Gara condotta sempre in testa da New Orleans, ma mai con un vantaggio tale da star tranquilli: si arriva al quarto quarto sul punteggio di 74-83, ma con un 9-0 firmato da 3 punti di Singler e 4 di Monroe, Detroit si riporta in parità. Tentativi di sorpasso da entrambe le parti, Detroit ci prova con più convinzione ma meno precisione, e allora si termina sul 96-96, e si va in over time. Detroit ci crede, comincia con una tripla di Smith, ma i Pelicans non ci stanno a subire la sesta sconfitta in casa e danno un accelerata con Ryan Anderson: due triple e due liberi più tardi, New Orleans sta sui 104-108, lascia l’ultima doppia a Jennings e con tre liberi di Evans e Smith mette la parola fine all’incontro. 106-111 per i Pelicans il team di coach Williams, con 6 giocatori in doppia cifra e due in doppia doppia: Al-Farouq Aminu (11 punti e 14 rimbalzi) e Jason Smith (22 punti e 16 rimbazi).

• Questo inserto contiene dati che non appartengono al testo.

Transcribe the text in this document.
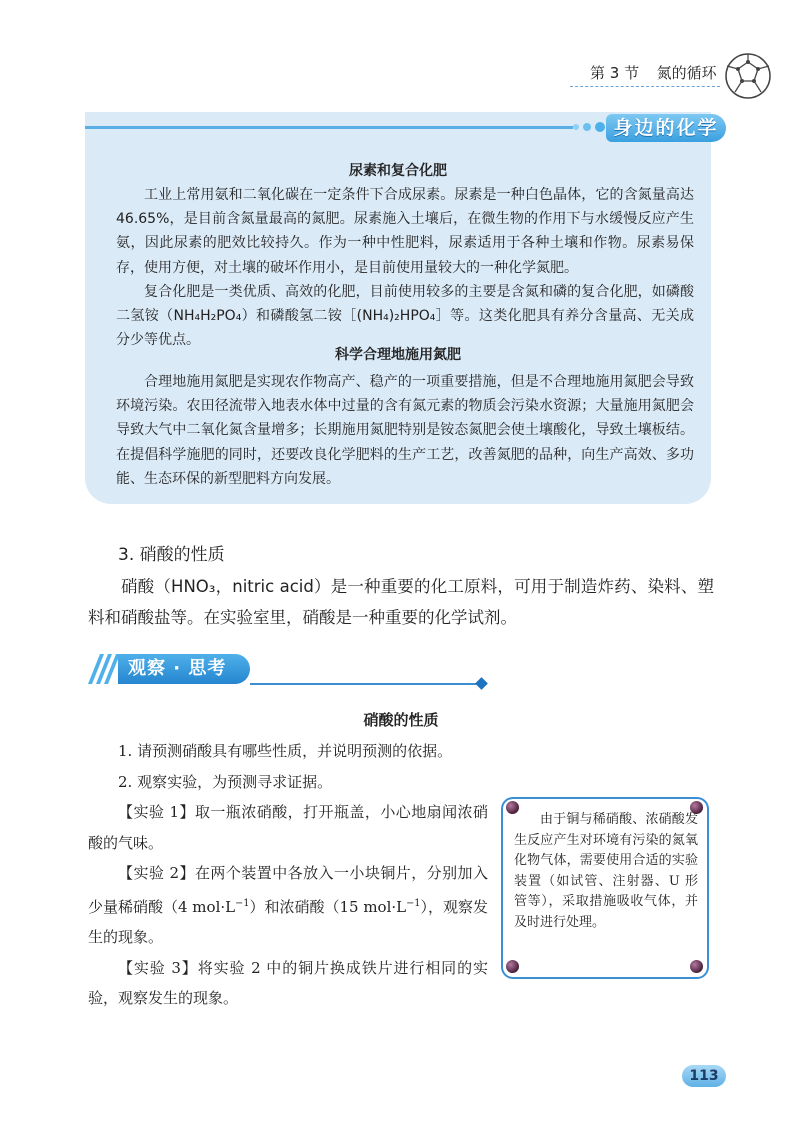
第 3 节 氮的循环
身边的化学
尿素和复合化肥

工业上常用氨和二氧化碳在一定条件下合成尿素。尿素是一种白色晶体，它的含氮量高达46.65%，是目前含氮量最高的氮肥。尿素施入土壤后，在微生物的作用下与水缓慢反应产生氨，因此尿素的肥效比较持久。作为一种中性肥料，尿素适用于各种土壤和作物。尿素易保存，使用方便，对土壤的破坏作用小，是目前使用量较大的一种化学氮肥。

复合化肥是一类优质、高效的化肥，目前使用较多的主要是含氮和磷的复合化肥，如磷酸二氢铵（NH₄H₂PO₄）和磷酸氢二铵［(NH₄)₂HPO₄］等。这类化肥具有养分含量高、无关成分少等优点。

科学合理地施用氮肥

合理地施用氮肥是实现农作物高产、稳产的一项重要措施，但是不合理地施用氮肥会导致环境污染。农田径流带入地表水体中过量的含有氮元素的物质会污染水资源；大量施用氮肥会导致大气中二氧化氮含量增多；长期施用氮肥特别是铵态氮肥会使土壤酸化，导致土壤板结。在提倡科学施肥的同时，还要改良化学肥料的生产工艺，改善氮肥的品种，向生产高效、多功能、生态环保的新型肥料方向发展。

3. 硝酸的性质
硝酸（HNO₃，nitric acid）是一种重要的化工原料，可用于制造炸药、染料、塑料和硝酸盐等。在实验室里，硝酸是一种重要的化学试剂。
观察 · 思考
硝酸的性质

1. 请预测硝酸具有哪些性质，并说明预测的依据。

2. 观察实验，为预测寻求证据。

【实验 1】取一瓶浓硝酸，打开瓶盖，小心地扇闻浓硝酸的气味。

【实验 2】在两个装置中各放入一小块铜片，分别加入少量稀硝酸（4 $mol\cdot L^{-1}$）和浓硝酸（15 $mol\cdot L^{-1}$），观察发生的现象。

【实验 3】将实验 2 中的铜片换成铁片进行相同的实验，观察发生的现象。

由于铜与稀硝酸、浓硝酸发生反应产生对环境有污染的氮氧化物气体，需要使用合适的实验装置（如试管、注射器、U 形管等），采取措施吸收气体，并及时进行处理。
113
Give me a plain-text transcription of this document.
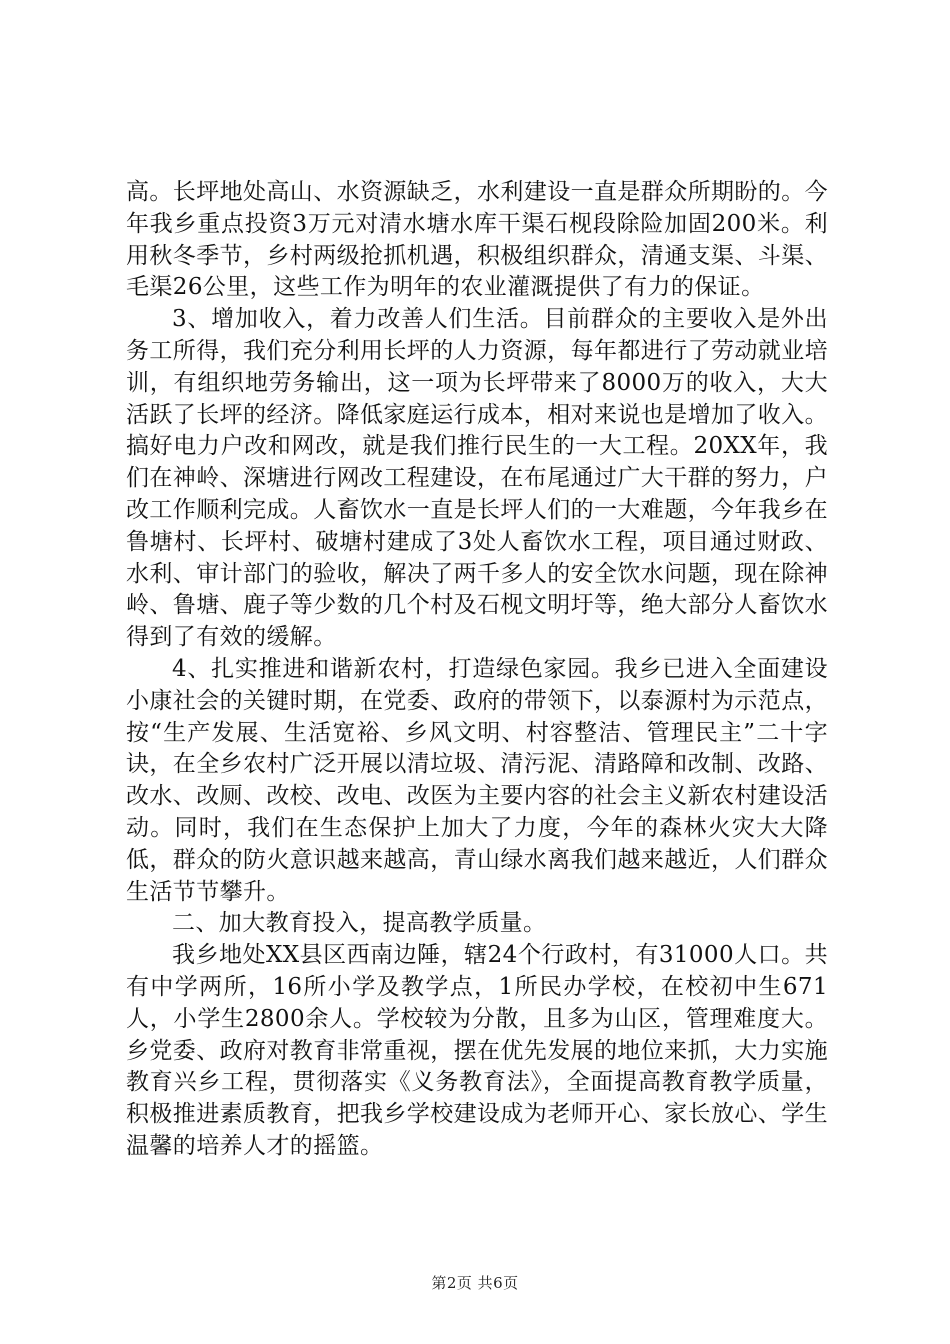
高。长坪地处高山、水资源缺乏，水利建设一直是群众所期盼的。今年我乡重点投资3万元对清水塘水库干渠石枧段除险加固200米。利用秋冬季节，乡村两级抢抓机遇，积极组织群众，清通支渠、斗渠、毛渠26公里，这些工作为明年的农业灌溉提供了有力的保证。

3、增加收入，着力改善人们生活。目前群众的主要收入是外出务工所得，我们充分利用长坪的人力资源，每年都进行了劳动就业培训，有组织地劳务输出，这一项为长坪带来了8000万的收入，大大活跃了长坪的经济。降低家庭运行成本，相对来说也是增加了收入。搞好电力户改和网改，就是我们推行民生的一大工程。20XX年，我们在神岭、深塘进行网改工程建设，在布尾通过广大干群的努力，户改工作顺利完成。人畜饮水一直是长坪人们的一大难题，今年我乡在鲁塘村、长坪村、破塘村建成了3处人畜饮水工程，项目通过财政、水利、审计部门的验收，解决了两千多人的安全饮水问题，现在除神岭、鲁塘、鹿子等少数的几个村及石枧文明圩等，绝大部分人畜饮水得到了有效的缓解。

4、扎实推进和谐新农村，打造绿色家园。我乡已进入全面建设小康社会的关键时期，在党委、政府的带领下，以泰源村为示范点，按“生产发展、生活宽裕、乡风文明、村容整洁、管理民主”二十字诀，在全乡农村广泛开展以清垃圾、清污泥、清路障和改制、改路、改水、改厕、改校、改电、改医为主要内容的社会主义新农村建设活动。同时，我们在生态保护上加大了力度，今年的森林火灾大大降低，群众的防火意识越来越高，青山绿水离我们越来越近，人们群众生活节节攀升。

二、加大教育投入，提高教学质量。

我乡地处XX县区西南边陲，辖24个行政村，有31000人口。共有中学两所，16所小学及教学点，1所民办学校，在校初中生671人，小学生2800余人。学校较为分散，且多为山区，管理难度大。乡党委、政府对教育非常重视，摆在优先发展的地位来抓，大力实施教育兴乡工程，贯彻落实《义务教育法》，全面提高教育教学质量，积极推进素质教育，把我乡学校建设成为老师开心、家长放心、学生温馨的培养人才的摇篮。

第2页 共6页
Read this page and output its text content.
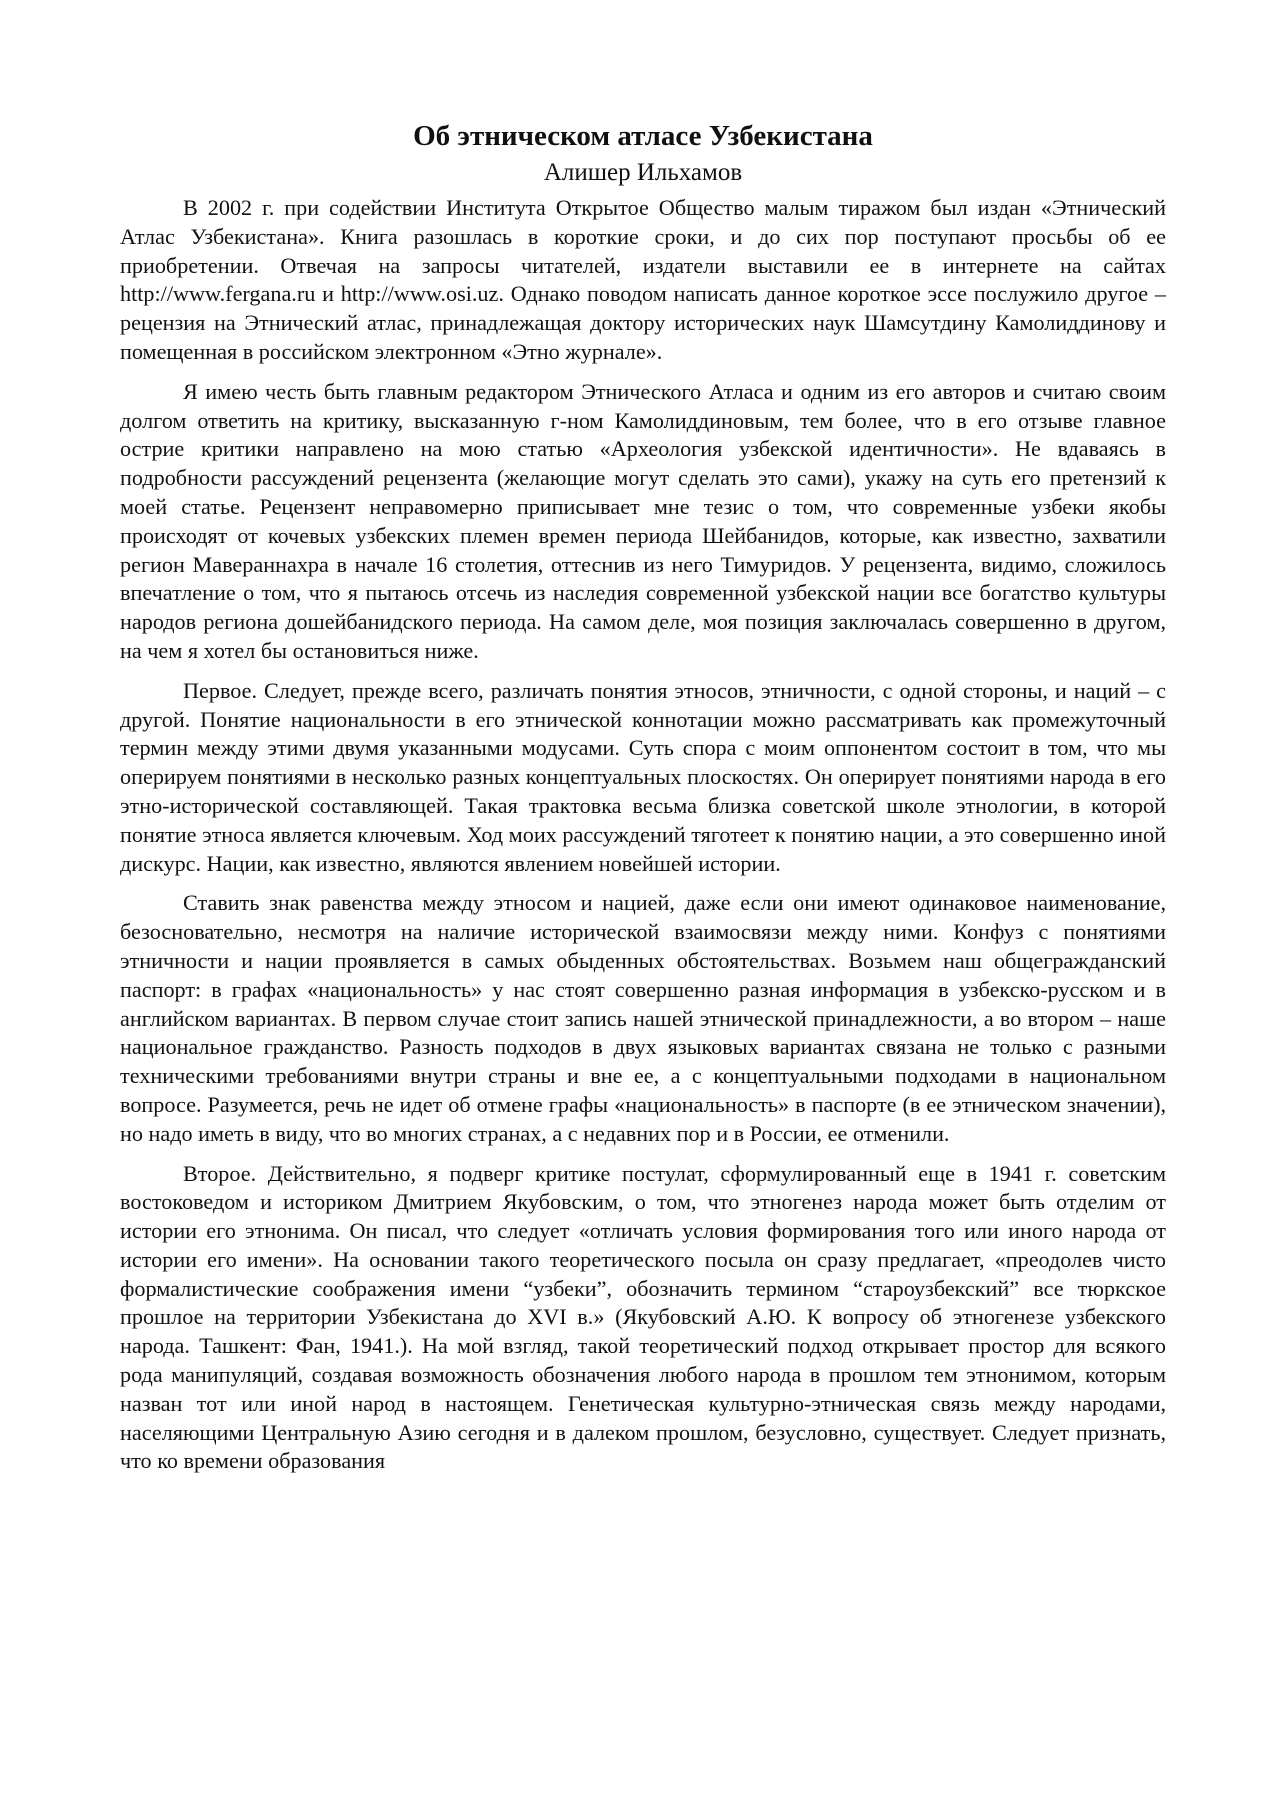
Об этническом атласе Узбекистана
Алишер Ильхамов

В 2002 г. при содействии Института Открытое Общество малым тиражом был издан «Этнический Атлас Узбекистана». Книга разошлась в короткие сроки, и до сих пор поступают просьбы об ее приобретении. Отвечая на запросы читателей, издатели выставили ее в интернете на сайтах http://www.fergana.ru и http://www.osi.uz. Однако поводом написать данное короткое эссе послужило другое – рецензия на Этнический атлас, принадлежащая доктору исторических наук Шамсутдину Камолиддинову и помещенная в российском электронном «Этно журнале».

Я имею честь быть главным редактором Этнического Атласа и одним из его авторов и считаю своим долгом ответить на критику, высказанную г-ном Камолиддиновым, тем более, что в его отзыве главное острие критики направлено на мою статью «Археология узбекской идентичности». Не вдаваясь в подробности рассуждений рецензента (желающие могут сделать это сами), укажу на суть его претензий к моей статье. Рецензент неправомерно приписывает мне тезис о том, что современные узбеки якобы происходят от кочевых узбекских племен времен периода Шейбанидов, которые, как известно, захватили регион Мавераннахра в начале 16 столетия, оттеснив из него Тимуридов. У рецензента, видимо, сложилось впечатление о том, что я пытаюсь отсечь из наследия современной узбекской нации все богатство культуры народов региона дошейбанидского периода. На самом деле, моя позиция заключалась совершенно в другом, на чем я хотел бы остановиться ниже.

Первое. Следует, прежде всего, различать понятия этносов, этничности, с одной стороны, и наций – с другой. Понятие национальности в его этнической коннотации можно рассматривать как промежуточный термин между этими двумя указанными модусами. Суть спора с моим оппонентом состоит в том, что мы оперируем понятиями в несколько разных концептуальных плоскостях. Он оперирует понятиями народа в его этно-исторической составляющей. Такая трактовка весьма близка советской школе этнологии, в которой понятие этноса является ключевым. Ход моих рассуждений тяготеет к понятию нации, а это совершенно иной дискурс. Нации, как известно, являются явлением новейшей истории.

Ставить знак равенства между этносом и нацией, даже если они имеют одинаковое наименование, безосновательно, несмотря на наличие исторической взаимосвязи между ними. Конфуз с понятиями этничности и нации проявляется в самых обыденных обстоятельствах. Возьмем наш общегражданский паспорт: в графах «национальность» у нас стоят совершенно разная информация в узбекско-русском и в английском вариантах. В первом случае стоит запись нашей этнической принадлежности, а во втором – наше национальное гражданство. Разность подходов в двух языковых вариантах связана не только с разными техническими требованиями внутри страны и вне ее, а с концептуальными подходами в национальном вопросе. Разумеется, речь не идет об отмене графы «национальность» в паспорте (в ее этническом значении), но надо иметь в виду, что во многих странах, а с недавних пор и в России, ее отменили.

Второе. Действительно, я подверг критике постулат, сформулированный еще в 1941 г. советским востоковедом и историком Дмитрием Якубовским, о том, что этногенез народа может быть отделим от истории его этнонима. Он писал, что следует «отличать условия формирования того или иного народа от истории его имени». На основании такого теоретического посыла он сразу предлагает, «преодолев чисто формалистические соображения имени “узбеки”, обозначить термином “староузбекский” все тюркское прошлое на территории Узбекистана до XVI в.» (Якубовский А.Ю. К вопросу об этногенезе узбекского народа. Ташкент: Фан, 1941.). На мой взгляд, такой теоретический подход открывает простор для всякого рода манипуляций, создавая возможность обозначения любого народа в прошлом тем этнонимом, которым назван тот или иной народ в настоящем. Генетическая культурно-этническая связь между народами, населяющими Центральную Азию сегодня и в далеком прошлом, безусловно, существует. Следует признать, что ко времени образования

I Pistons, a onor del vero, mettono in campo una buona prestazione, ma sbagliano troppo a canestro, fermandosi ad un 43.8% dal campo (42/96) e un 23.8% da fuori (5/21).
Numeri
Detroit: Monroe (28 pts, 13/22 da due, 10 reb), Jennings (25 pts, 6/13 da due, 4/10 da tre, 5 reb), Stuckey (20 pts, 4 reb, 4 ast), Drummond (10 pts, 11 reb).
New Orleans: Smith (22 pts, 8/14 da due, 16 reb), Anderson (22 pts, 4/12 da tre), Holiday (19 pts, 8 ast), Evans (14 pts, 7 reb), Gordon (14 pts, 6 ast).